Aruz Ölçüsü ve Cümle Yapısı

Divan edebiyatının dilini anlamak için aruz ölçüsünü ve o dönemin cümle yapısını da bilmek gerekir.

* Aruz Ölçüsü: Divan şiirinde kullanılan aruz ölçüsü, Türkçe'nin doğal hece yapısından farklıdır. Bu ölçüye uymak için kelimeler bazen uzatılır, bazen kısaltılır, bazen de tamlamalar farklı şekillerde kurulur.
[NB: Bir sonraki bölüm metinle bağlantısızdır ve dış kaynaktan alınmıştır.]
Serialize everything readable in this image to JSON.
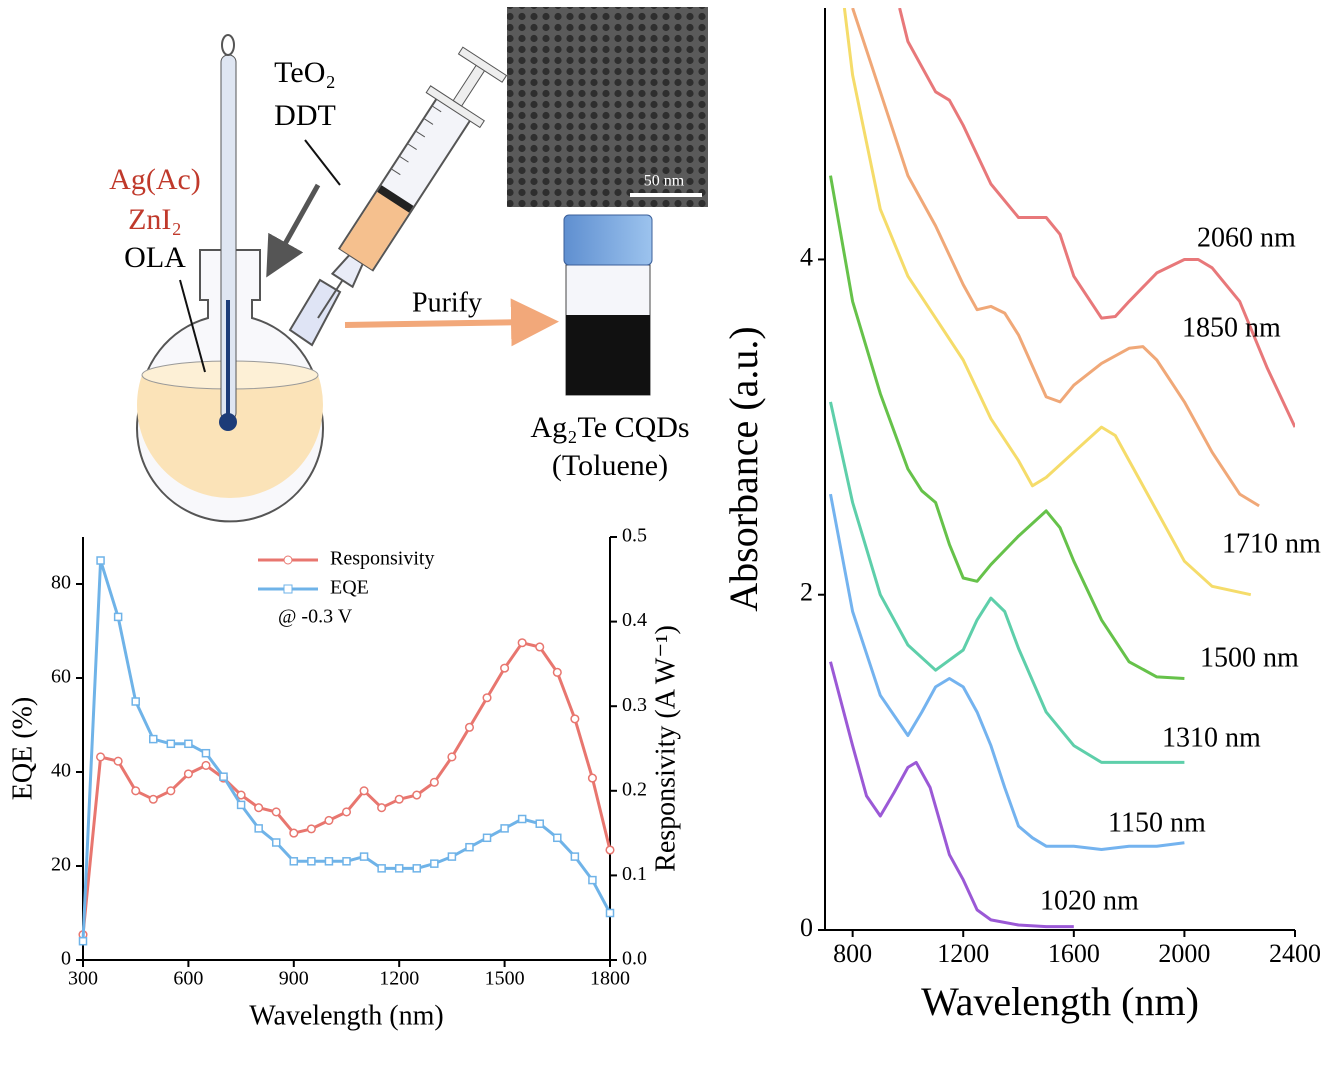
{
  "schematic": {
    "reagent_top_1": "TeO₂",
    "reagent_top_2": "DDT",
    "reagent_left_1": "Ag(Ac)",
    "reagent_left_2": "ZnI₂",
    "reagent_left_3": "OLA",
    "arrow_label": "Purify",
    "scale_bar": "50 nm",
    "product_1": "Ag₂Te CQDs",
    "product_2": "(Toluene)"
  },
  "chart_data": [
    {
      "type": "line",
      "x_label": "Wavelength (nm)",
      "y_label": "EQE (%)",
      "y2_label": "Responsivity (A W⁻¹)",
      "annotation": "@ -0.3 V",
      "x": [
        300,
        350,
        400,
        450,
        500,
        550,
        600,
        650,
        700,
        750,
        800,
        850,
        900,
        950,
        1000,
        1050,
        1100,
        1150,
        1200,
        1250,
        1300,
        1350,
        1400,
        1450,
        1500,
        1550,
        1600,
        1650,
        1700,
        1750,
        1800
      ],
      "series": [
        {
          "name": "Responsivity",
          "color": "#e8766f",
          "marker": "circle",
          "axis": "y2",
          "values": [
            0.03,
            0.24,
            0.235,
            0.2,
            0.19,
            0.2,
            0.22,
            0.23,
            0.215,
            0.195,
            0.18,
            0.175,
            0.15,
            0.155,
            0.165,
            0.175,
            0.2,
            0.18,
            0.19,
            0.195,
            0.21,
            0.24,
            0.275,
            0.31,
            0.345,
            0.375,
            0.37,
            0.34,
            0.285,
            0.215,
            0.13
          ]
        },
        {
          "name": "EQE",
          "color": "#6fb3e8",
          "marker": "square",
          "values": [
            4,
            85,
            73,
            55,
            47,
            46,
            46,
            44,
            39,
            33,
            28,
            25,
            21,
            21,
            21,
            21,
            22,
            19.5,
            19.5,
            19.5,
            20.5,
            22,
            24,
            26,
            28,
            30,
            29,
            26,
            22,
            17,
            10
          ]
        }
      ],
      "xlim": [
        300,
        1800
      ],
      "xticks": [
        300,
        600,
        900,
        1200,
        1500,
        1800
      ],
      "ylim": [
        0,
        90
      ],
      "yticks": [
        0,
        20,
        40,
        60,
        80
      ],
      "y2lim": [
        0,
        0.5
      ],
      "y2ticks": [
        {
          "value": 0,
          "label": "0.0"
        },
        0.1,
        0.2,
        0.3,
        0.4,
        0.5
      ]
    },
    {
      "type": "line",
      "x_label": "Wavelength (nm)",
      "y_label": "Absorbance (a.u.)",
      "series": [
        {
          "name": "1020 nm",
          "color": "#9b59d6",
          "x": [
            720,
            800,
            850,
            900,
            950,
            1000,
            1030,
            1080,
            1150,
            1200,
            1250,
            1300,
            1400,
            1500,
            1600
          ],
          "values": [
            1.6,
            1.1,
            0.8,
            0.68,
            0.82,
            0.97,
            1.0,
            0.85,
            0.45,
            0.3,
            0.12,
            0.06,
            0.03,
            0.02,
            0.02
          ]
        },
        {
          "name": "1150 nm",
          "color": "#74b3ef",
          "x": [
            720,
            800,
            900,
            1000,
            1050,
            1100,
            1150,
            1200,
            1250,
            1300,
            1350,
            1400,
            1450,
            1500,
            1600,
            1700,
            1800,
            1900,
            2000
          ],
          "values": [
            2.6,
            1.9,
            1.4,
            1.16,
            1.3,
            1.45,
            1.5,
            1.45,
            1.3,
            1.1,
            0.85,
            0.62,
            0.55,
            0.5,
            0.5,
            0.48,
            0.5,
            0.5,
            0.52
          ]
        },
        {
          "name": "1310 nm",
          "color": "#5ecfaa",
          "x": [
            720,
            800,
            900,
            1000,
            1100,
            1200,
            1250,
            1300,
            1350,
            1400,
            1500,
            1600,
            1700,
            1800,
            2000
          ],
          "values": [
            3.15,
            2.55,
            2.0,
            1.7,
            1.55,
            1.67,
            1.85,
            1.98,
            1.9,
            1.68,
            1.3,
            1.1,
            1.0,
            1.0,
            1.0
          ]
        },
        {
          "name": "1500 nm",
          "color": "#66c24a",
          "x": [
            720,
            800,
            900,
            1000,
            1050,
            1100,
            1150,
            1200,
            1250,
            1300,
            1400,
            1500,
            1550,
            1600,
            1700,
            1800,
            1900,
            2000
          ],
          "values": [
            4.5,
            3.75,
            3.2,
            2.75,
            2.62,
            2.55,
            2.3,
            2.1,
            2.08,
            2.18,
            2.35,
            2.5,
            2.4,
            2.2,
            1.85,
            1.6,
            1.51,
            1.5
          ]
        },
        {
          "name": "1710 nm",
          "color": "#f5dc6a",
          "x": [
            770,
            800,
            900,
            1000,
            1100,
            1200,
            1300,
            1400,
            1450,
            1500,
            1600,
            1700,
            1750,
            1800,
            1900,
            2000,
            2100,
            2240
          ],
          "values": [
            5.5,
            5.1,
            4.3,
            3.9,
            3.65,
            3.4,
            3.05,
            2.8,
            2.65,
            2.7,
            2.85,
            3.0,
            2.95,
            2.8,
            2.5,
            2.2,
            2.05,
            2.0
          ]
        },
        {
          "name": "1850 nm",
          "color": "#f0a878",
          "x": [
            800,
            900,
            1000,
            1100,
            1200,
            1250,
            1300,
            1350,
            1400,
            1500,
            1550,
            1600,
            1700,
            1800,
            1850,
            1900,
            2000,
            2100,
            2200,
            2270
          ],
          "values": [
            5.5,
            5.0,
            4.5,
            4.2,
            3.85,
            3.7,
            3.72,
            3.68,
            3.55,
            3.18,
            3.15,
            3.25,
            3.38,
            3.47,
            3.48,
            3.4,
            3.15,
            2.85,
            2.6,
            2.53
          ]
        },
        {
          "name": "2060 nm",
          "color": "#e8787a",
          "x": [
            970,
            1000,
            1100,
            1150,
            1200,
            1300,
            1400,
            1500,
            1550,
            1600,
            1700,
            1750,
            1800,
            1900,
            2000,
            2050,
            2100,
            2200,
            2300,
            2400
          ],
          "values": [
            5.5,
            5.3,
            5.0,
            4.95,
            4.8,
            4.45,
            4.25,
            4.25,
            4.15,
            3.9,
            3.65,
            3.66,
            3.75,
            3.92,
            4.0,
            4.0,
            3.95,
            3.75,
            3.35,
            3.0
          ]
        }
      ],
      "xlim": [
        700,
        2400
      ],
      "xticks": [
        800,
        1200,
        1600,
        2000,
        2400
      ],
      "ylim": [
        0,
        5.5
      ],
      "yticks": [
        0,
        2,
        4
      ]
    }
  ]
}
Bu durum, günümüz Türkçesiyle yazılmış bir metni okumaktan farklı bir okuma deneyimi sunar.

* Cümle Yapısı: Cümleler, Türkçenin özne-nesne-yüklem sıralamasından farklı olarak, daha esnek bir yapıya sahip olabilir. Yüklem sonda olmak zorunda değildir, tamlamalar ve sıfatlar kelimeler arasında da yerleşebilir. Bu, okurken biraz daha dikkatli olmanızı gerektirir.

Şimdi diyeceksin ki, "Peki ben bunu nasıl anlayacağım?" İşte sana birkaç pratik öneri:

* Günümüz Türkçesiyle Yazılmış Divan Şiiri Çevirilerine Göz At: Başlangıç için bu en etkili yöntemlerden biri. Şiirin aslına ulaşmadan, sadeleştirilmiş veya açıklanmış hallerini okuyarak kelime anlamlarını ve anlatımı kavrayabilirsin.

* Divan Şiiri Sözlüklerinden Faydalan: Karşına çıkan anlamını bilmediğin kelimeler için güvenilir sözlükler kullanmaktan çekinme.

* Bol Bol Oku, Ama Sabırlı Ol: Her yeni dil veya anlatım biçimi gibi, Divan edebiyatının diline alışmak da zaman ister. Hemen pes etme, okumaya devam ettikçe kelimelerin ve yapıların anlamı senin için daha da belirginleşecektir.

Unutma, Divan edebiyatının dili bir engel değil, aslında o dönemin ruhunu, düşünce yapısını ve estetik anlayışını yansıtan eşsiz bir hazine. Bu hazineyi keşfetmek, sana bambaşka bir dünyanın kapılarını aralayacaktır.